Shutter-ing the PhotoShop's doors [Ottumwa Courier, Iowa :: ]
(Ottumwa Courier (IA) Via Acquire Media NewsEdge) March 21--OTTUMWA -- Before digital cameras, before one-hour photo, even before color film, Keith and Trudy Caviness were taking pictures and developing them for themselves and other photographers. Now, it's time to take a break.
"We've seen a lot of changes," said Keith, who, along with Trudy, has owned the Colormaster PhotoShop business since the 1970s.
But they've been in the field longer than they've owned "The PhotoShop and Colormaster" in Ottumwa. Trudy recalled starting small in the late 1950s before becoming full-time professionals in the early 1960s.
That's more than 50 years, which Keith put in perspective through a photographer's lens: "Our wedding in 1962 was the first wedding [the photographer] ever shot in color."
The chief photog was so concerned that he brought a backup photographer, who took "normal" black-and-white pictures -- just in case.
The couple first worked for the Duree studios. Keith stopped counting how many weddings he photographed after he reached wedding 500. He also became trained on the developing of color photos. Then Keith was asked to take charge of a new, top-of-the-line photo developing operation. It was started by professionals, run by professionals -- and photographs were developed for professionals. They called the venture Colormaster.
Eventually, the Cavinesses bought out their retiring partners; they soon started selling cameras and picking up film to develop for amateur photographers. At one point, the PhotoShop and Colormaster had 50 employees. As the business changed, they had to buy all new equipment. When it was smaller, they moved to the downtown location. That was about eight years ago.
Wherever they've worked, however, they've always worked together, Trudy said.
"You're trying to take a memory and preserve it. People preserve mostly happy memories," Trudy said. "We've been able to help people save their happiest memories."
Cameras today may seem to do all the work, but a good photo is still a good photo. The opposite is true, too, the couple said. But digital cameras come with their own strengths and weaknesses.

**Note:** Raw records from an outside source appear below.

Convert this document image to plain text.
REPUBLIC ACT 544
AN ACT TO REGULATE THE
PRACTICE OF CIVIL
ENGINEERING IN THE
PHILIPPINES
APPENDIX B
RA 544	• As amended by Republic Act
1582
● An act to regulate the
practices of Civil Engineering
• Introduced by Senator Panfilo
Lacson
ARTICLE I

Every day, said Trudy, someone comes in panicking. The customer has hundreds of pictures on their photo memory card: birthdays, vacations, baby's first words. And now there's something wrong with the card. Sometimes Trudy or Keith were able to help. Sometimes those years of memories are just gone, wiped out completely.

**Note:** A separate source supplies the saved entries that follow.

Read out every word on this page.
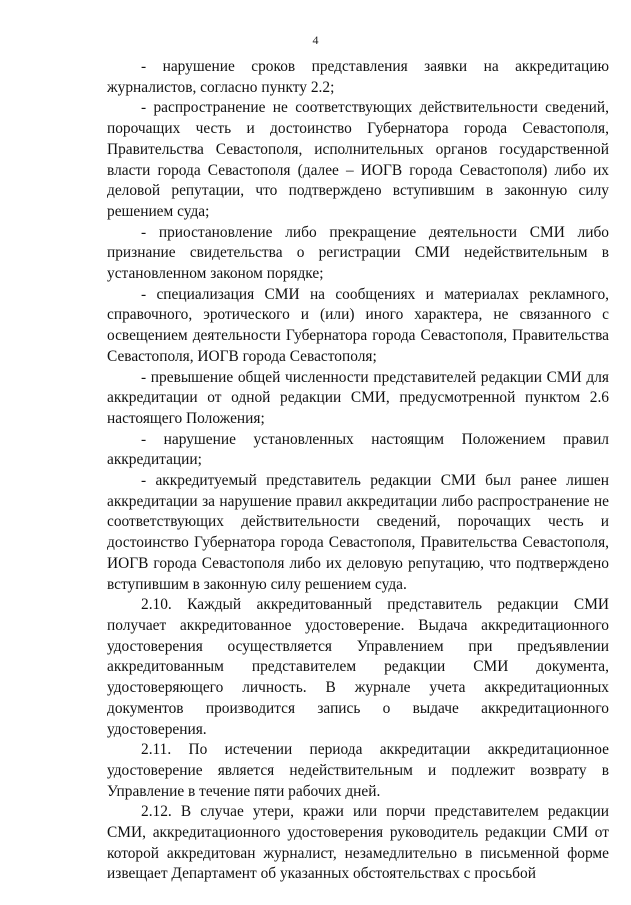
4

- нарушение сроков представления заявки на аккредитацию журналистов, согласно пункту 2.2;

- распространение не соответствующих действительности сведений, порочащих честь и достоинство Губернатора города Севастополя, Правительства Севастополя, исполнительных органов государственной власти города Севастополя (далее – ИОГВ города Севастополя) либо их деловой репутации, что подтверждено вступившим в законную силу решением суда;

- приостановление либо прекращение деятельности СМИ либо признание свидетельства о регистрации СМИ недействительным в установленном законом порядке;

- специализация СМИ на сообщениях и материалах рекламного, справочного, эротического и (или) иного характера, не связанного с освещением деятельности Губернатора города Севастополя, Правительства Севастополя, ИОГВ города Севастополя;

- превышение общей численности представителей редакции СМИ для аккредитации от одной редакции СМИ, предусмотренной пунктом 2.6 настоящего Положения;

- нарушение установленных настоящим Положением правил аккредитации;

- аккредитуемый представитель редакции СМИ был ранее лишен аккредитации за нарушение правил аккредитации либо распространение не соответствующих действительности сведений, порочащих честь и достоинство Губернатора города Севастополя, Правительства Севастополя, ИОГВ города Севастополя либо их деловую репутацию, что подтверждено вступившим в законную силу решением суда.

2.10. Каждый аккредитованный представитель редакции СМИ получает аккредитованное удостоверение. Выдача аккредитационного удостоверения осуществляется Управлением при предъявлении аккредитованным представителем редакции СМИ документа, удостоверяющего личность. В журнале учета аккредитационных документов производится запись о выдаче аккредитационного удостоверения.

2.11. По истечении периода аккредитации аккредитационное удостоверение является недействительным и подлежит возврату в Управление в течение пяти рабочих дней.

2.12. В случае утери, кражи или порчи представителем редакции СМИ, аккредитационного удостоверения руководитель редакции СМИ от которой аккредитован журналист, незамедлительно в письменной форме извещает Департамент об указанных обстоятельствах с просьбой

A pastor came to the PhotoShop for help -- he had one card and one card only. He'd had it for 2 1/2 years. He'd spent that time on a mission in Africa. A glitch on the card meant he lost a thousand photos.
Back up your photos, Keith said. And if you insist on leaving them on the card, carry several cards, with fewer pictures on each. When you start getting concerned, even if the card is not filled up, switch to a new card and put the old one (preferably labeled) somewhere safe. But a lot of photos will never be seen.
"There's more pictures being taken than ever before," said Trudy. "But fewer are being printed. In the past, you'd have a shoe box full of snapshots. You'd sit, go through them together, have something to talk about."
Now, with a memory card, someone may come to Colormaster and ask to have "a" photo printed, Keith said. Facebook is becoming the new shoe box.
So why close up shop now? It's because of the ever-changing nature of the photo world.
"We were at a point where we were going to have to make a considerable reinvestment to stay in the business," Keith said.
Trudy was asked if she and Keith were still going to be involved in the community.
"Yes," she said. "In fact, we'll probably have time to do more."
At first, they may just relax. But then they'll have plenty to keep them busy.
Trudy is chair of the Wapello County Republican Party. Keith is chair of the Southeast Iowa Friends of the NRA. Both want to be more active in the operation of the church. They've got three grandchildren in Iowa, three in Utah and two in Germany.
The last day for the PhotoShop and Colormaster will be March 28.